B. PHC level — the medical officer should have provided specialist-equivalent obstetric care

C. CHC level — the CHC must have four mandatory specialists including a gynaecologist to function as a First Referral Unit

D. District Hospital level — obstetric care is not mandated at CHC

Reveal Answer

Answer: C. CHC level — the CHC must have four mandatory specialists including a gynaecologist to function as a First Referral Unit

The CHC is mandated under IPHS to have four specialist cadres: general surgeon, physician, obstetrician-gynaecologist, and paediatrician. The CHC is designated as a First Referral Unit (FRU) under NRHM, specifically required to provide Comprehensive Emergency Obstetric Care (CEmOC) 24×7. Absence of the gynaecologist for 3 months means the CHC cannot function as an FRU — a critical system failure that exposes the served population of 80,000–1,20,000 people to maternal mortality risk from unmanaged obstetric emergencies.

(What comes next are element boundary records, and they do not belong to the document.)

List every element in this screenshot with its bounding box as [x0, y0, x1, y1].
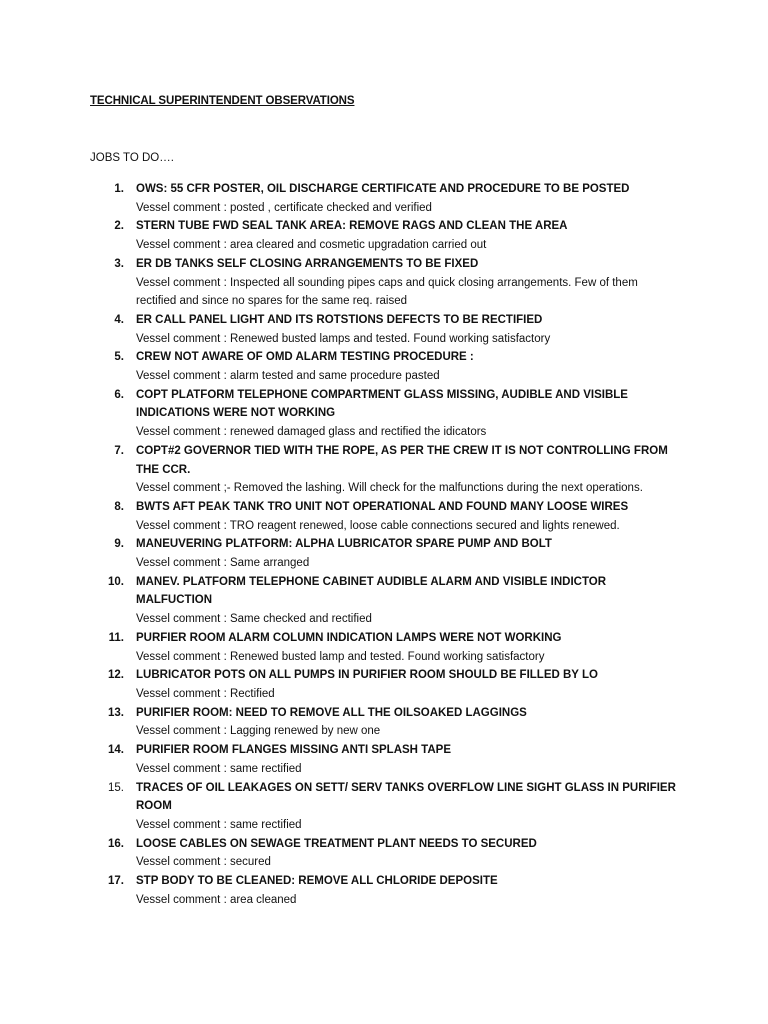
job-item [90, 348, 680, 385]
job-title: BWTS AFT PEAK TANK TRO UNIT NOT OPERATIONAL AND FOUND MANY LOOSE WIRES [136, 500, 629, 513]
job-item [90, 180, 680, 217]
vessel-comment: Vessel comment : renewed damaged glass and rectified the idicators [136, 426, 487, 439]
job-title: COPT PLATFORM TELEPHONE COMPARTMENT GLASS MISSING, AUDIBLE AND VISIBLE INDICATIONS WERE NOT WORKING [136, 388, 628, 420]
job-item [90, 704, 680, 741]
job-number: 9. [114, 538, 124, 551]
vessel-comment: Vessel comment : TRO reagent renewed, loose cable connections secured and lights renewed. [136, 519, 620, 532]
job-item [90, 779, 680, 835]
job-item [90, 872, 680, 909]
vessel-comment: Vessel comment : Same checked and rectified [136, 613, 372, 626]
vessel-comment: Vessel comment : Same arranged [136, 557, 310, 570]
job-title: ER DB TANKS SELF CLOSING ARRANGEMENTS TO BE FIXED [136, 257, 479, 270]
vessel-comment: Vessel comment : same rectified [136, 762, 302, 775]
vessel-comment: Vessel comment : secured [136, 856, 271, 869]
vessel-comment: Vessel comment : Lagging renewed by new one [136, 725, 381, 738]
job-number: 12. [108, 669, 124, 682]
job-number: 15. [108, 781, 124, 794]
job-number: 16. [108, 837, 124, 850]
vessel-comment: Vessel comment : alarm tested and same procedure pasted [136, 370, 440, 383]
job-number: 13. [108, 706, 124, 719]
jobs-list [90, 180, 680, 909]
job-number: 17. [108, 875, 124, 888]
job-title: PURIFIER ROOM FLANGES MISSING ANTI SPLASH TAPE [136, 744, 451, 757]
job-item [90, 311, 680, 348]
job-title: COPT#2 GOVERNOR TIED WITH THE ROPE, AS PER THE CREW IT IS NOT CONTROLLING FROM THE CCR. [136, 444, 668, 476]
job-item [90, 741, 680, 778]
document-title: TECHNICAL SUPERINTENDENT OBSERVATIONS [90, 95, 355, 107]
job-number: 11. [108, 631, 124, 644]
job-title: ER CALL PANEL LIGHT AND ITS ROTSTIONS DEFECTS TO BE RECTIFIED [136, 313, 543, 326]
job-title: OWS: 55 CFR POSTER, OIL DISCHARGE CERTIFICATE AND PROCEDURE TO BE POSTED [136, 183, 630, 195]
job-title: PURIFIER ROOM: NEED TO REMOVE ALL THE OILSOAKED LAGGINGS [136, 706, 527, 719]
job-title: LOOSE CABLES ON SEWAGE TREATMENT PLANT NEEDS TO SECURED [136, 837, 537, 850]
vessel-comment: Vessel comment : Renewed busted lamps and tested. Found working satisfactory [136, 332, 551, 345]
job-item [90, 835, 680, 872]
vessel-comment: Vessel comment : same rectified [136, 818, 302, 831]
job-title: MANEV. PLATFORM TELEPHONE CABINET AUDIBLE ALARM AND VISIBLE INDICTOR MALFUCTION [136, 575, 607, 607]
job-number: 2. [114, 220, 124, 233]
job-number: 1. [114, 183, 124, 195]
job-title: CREW NOT AWARE OF OMD ALARM TESTING PROCEDURE : [136, 351, 474, 364]
job-item [90, 498, 680, 535]
job-title: STERN TUBE FWD SEAL TANK AREA: REMOVE RAGS AND CLEAN THE AREA [136, 220, 568, 233]
job-number: 14. [108, 744, 124, 757]
job-item [90, 386, 680, 442]
job-number: 10. [108, 575, 124, 588]
vessel-comment: Vessel comment : Inspected all sounding pipes caps and quick closing arrangements. Few of them rectified and since no spares for the same req. raised [136, 276, 638, 308]
job-item [90, 535, 680, 572]
job-number: 3. [114, 257, 124, 270]
job-item [90, 629, 680, 666]
job-number: 6. [114, 388, 124, 401]
job-item [90, 573, 680, 629]
job-title: LUBRICATOR POTS ON ALL PUMPS IN PURIFIER ROOM SHOULD BE FILLED BY LO [136, 669, 598, 682]
job-item [90, 217, 680, 254]
job-item [90, 255, 680, 311]
job-number: 8. [114, 500, 124, 513]
vessel-comment: Vessel comment : Renewed busted lamp and tested. Found working satisfactory [136, 650, 545, 663]
job-item [90, 666, 680, 703]
job-title: TRACES OF OIL LEAKAGES ON SETT/ SERV TANKS OVERFLOW LINE SIGHT GLASS IN PURIFIER ROOM [136, 781, 676, 813]
vessel-comment: Vessel comment ;- Removed the lashing. Will check for the malfunctions during the next operations. [136, 482, 643, 495]
vessel-comment: Vessel comment : posted , certificate checked and verified [136, 201, 432, 214]
job-number: 7. [114, 444, 124, 457]
job-title: STP BODY TO BE CLEANED: REMOVE ALL CHLORIDE DEPOSITE [136, 875, 498, 888]
job-number: 4. [114, 313, 124, 326]
job-title: PURFIER ROOM ALARM COLUMN INDICATION LAMPS WERE NOT WORKING [136, 631, 562, 644]
job-item [90, 442, 680, 498]
vessel-comment: Vessel comment : area cleaned [136, 893, 297, 906]
job-title: MANEUVERING PLATFORM: ALPHA LUBRICATOR SPARE PUMP AND BOLT [136, 538, 552, 551]
job-number: 5. [114, 351, 124, 364]
vessel-comment: Vessel comment : Rectified [136, 687, 275, 700]
vessel-comment: Vessel comment : area cleared and cosmetic upgradation carried out [136, 239, 487, 252]
jobs-heading: JOBS TO DO…. [90, 152, 174, 164]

Community Health Workers — ASHA, ANM, and MPW

India's community health worker (CHW) cadre forms the human bridge between the household and the formal health system. Three frontline cadres operate at this interface, each with a distinct role, training, and accountability structure.

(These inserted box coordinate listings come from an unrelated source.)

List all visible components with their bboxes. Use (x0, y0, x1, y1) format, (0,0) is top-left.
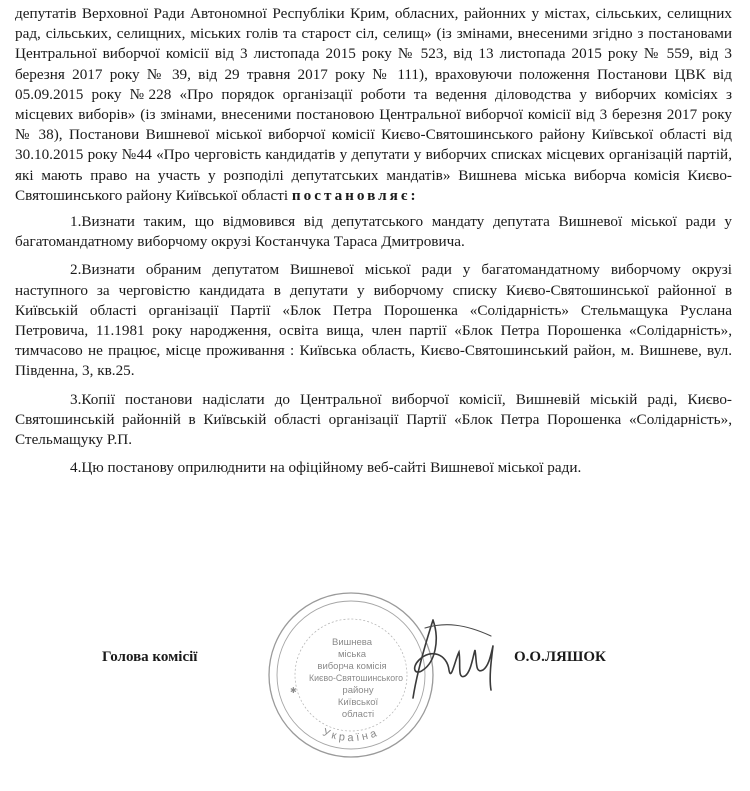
resolution-item-2: 2.Визнати обраним депутатом Вишневої міської ради у багатомандатному виборчому окрузі наступного за черговістю кандидата в депутати у виборчому списку Києво-Святошинської районної в Київській області організації Партії «Блок Петра Порошенка «Солідарність» Стельмащука Руслана Петровича, 11.1981 року народження, освіта вища, член партії «Блок Петра Порошенка «Солідарність», тимчасово не працює, місце проживання : Київська область, Києво-Святошинський район, м. Вишневе, вул. Південна, 3, кв.25. (15, 261, 732, 380)
stamp-line-3: виборча комісія (317, 661, 387, 672)
intro-paragraph (15, 4, 732, 206)
stamp-line-2: міська (338, 649, 366, 660)
resolution-item-3: 3.Копії постанови надіслати до Центральної виборчої комісії, Вишневій міській раді, Києво-Святошинській районній в Київській області організації Партії «Блок Петра Порошенка «Солідарність», Стельмащуку Р.П. (15, 390, 732, 449)
chairman-label: Голова комісії (102, 649, 198, 665)
resolution-item-1: 1.Визнати таким, що відмовився від депутатського мандату депутата Вишневої міської ради у багатомандатному виборчому окрузі Костанчука Тараса Дмитровича. (15, 213, 732, 251)
stamp-line-6: Київської (337, 697, 379, 708)
stamp-line-1: Вишнева (331, 637, 373, 648)
stamp-line-5: району (342, 685, 374, 696)
intro-text: депутатів Верховної Ради Автономної Республіки Крим, обласних, районних у містах, сільських, селищних рад, сільських, селищних, міських голів та старост сіл, селищ» (із змінами, внесеними згідно з постановами Центральної виборчої комісії від 3 листопада 2015 року № 523, від 13 листопада 2015 року № 559, від 3 березня 2017 року № 39, від 29 травня 2017 року № 111), враховуючи положення Постанови ЦВК від 05.09.2015 року №228 «Про порядок організації роботи та ведення діловодства у виборчих комісіях з місцевих виборів» (із змінами, внесеними постановою Центральної виборчої комісії від 3 березня 2017 року № 38), Постанови Вишневої міської виборчої комісії Києво-Святошинського району Київської області від 30.10.2015 року №44 «Про черговість кандидатів у депутати у виборчих списках місцевих організацій партій, які мають право на участь у розподілі депутатських мандатів» Вишнева міська виборча комісія Києво-Святошинського району Київської області (15, 5, 732, 204)
decree-keyword: постановляє: (291, 186, 419, 204)
resolution-item-4: 4.Цю постанову оприлюднити на офіційному веб-сайті Вишневої міської ради. (70, 459, 582, 477)
stamp-line-7: області (341, 709, 375, 720)
chairman-name: О.О.ЛЯШОК (514, 649, 606, 665)
stamp-ring-text: Україна (320, 726, 382, 745)
stamp-line-4: Києво-Святошинського (309, 673, 403, 683)
stamp-star-icon: ✱ (290, 686, 297, 695)
resolution-items (15, 212, 732, 486)
handwritten-signature (395, 600, 515, 710)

ASHA (Accredited Social Health Activist) was introduced under the National Rural Health Mission (NRHM) in 2005 as a community health activist, not a medical worker. Key features:
- One ASHA per 1,000 rural population; selected from and by the village community
- Minimum 8th grade education; trained in a modular 23-day curriculum on MCH, immunisation, sanitation, disease prevention
- Incentive-based (not salaried) — paid performance incentives for specific tasks (institutional delivery facilitation, antenatal registration, TB treatment follow-up, immunisation)
- Functions: demand generation (motivating community to use services), accompaniment to facility, first aid, VHND facilitation, record-keeping
- Accountable to ANM and PHC medical officer

ANM (Auxiliary Nurse Midwife) is a government employee (not incentive-based), with formal nursing and midwifery training (18-month diploma). One ANM per Sub-Centre:
- Provides antenatal, intrapartum (for normal deliveries), and postnatal care
- Administers immunisation at Sub-Centre and through outreach
- Manages family planning services (distribution of contraceptives, IUD insertion)
- Holds monthly VHND at the village, supported by ASHAs
- Maintains health registers for the Sub-Centre catchment
- Supervisory responsibility for ASHAs in her area

MPW / Health Assistant Male (HAM) is the male counterpart at the Sub-Centre:
- Responsible for environmental sanitation, malaria surveillance, vector control
- Conducts household visits for communicable disease surveillance
- Supports disease notification and outbreak investigation
- Coordinates with Panchayati Raj Institutions on sanitation and water supply

The three cadres operate as a coordinated team: ASHA mobilises the household, ANM provides first-contact care and clinical services at the Sub-Centre, MPW manages the environmental health portfolio. This team is the operational expression of Alma-Ata's community participation principle at the ground level.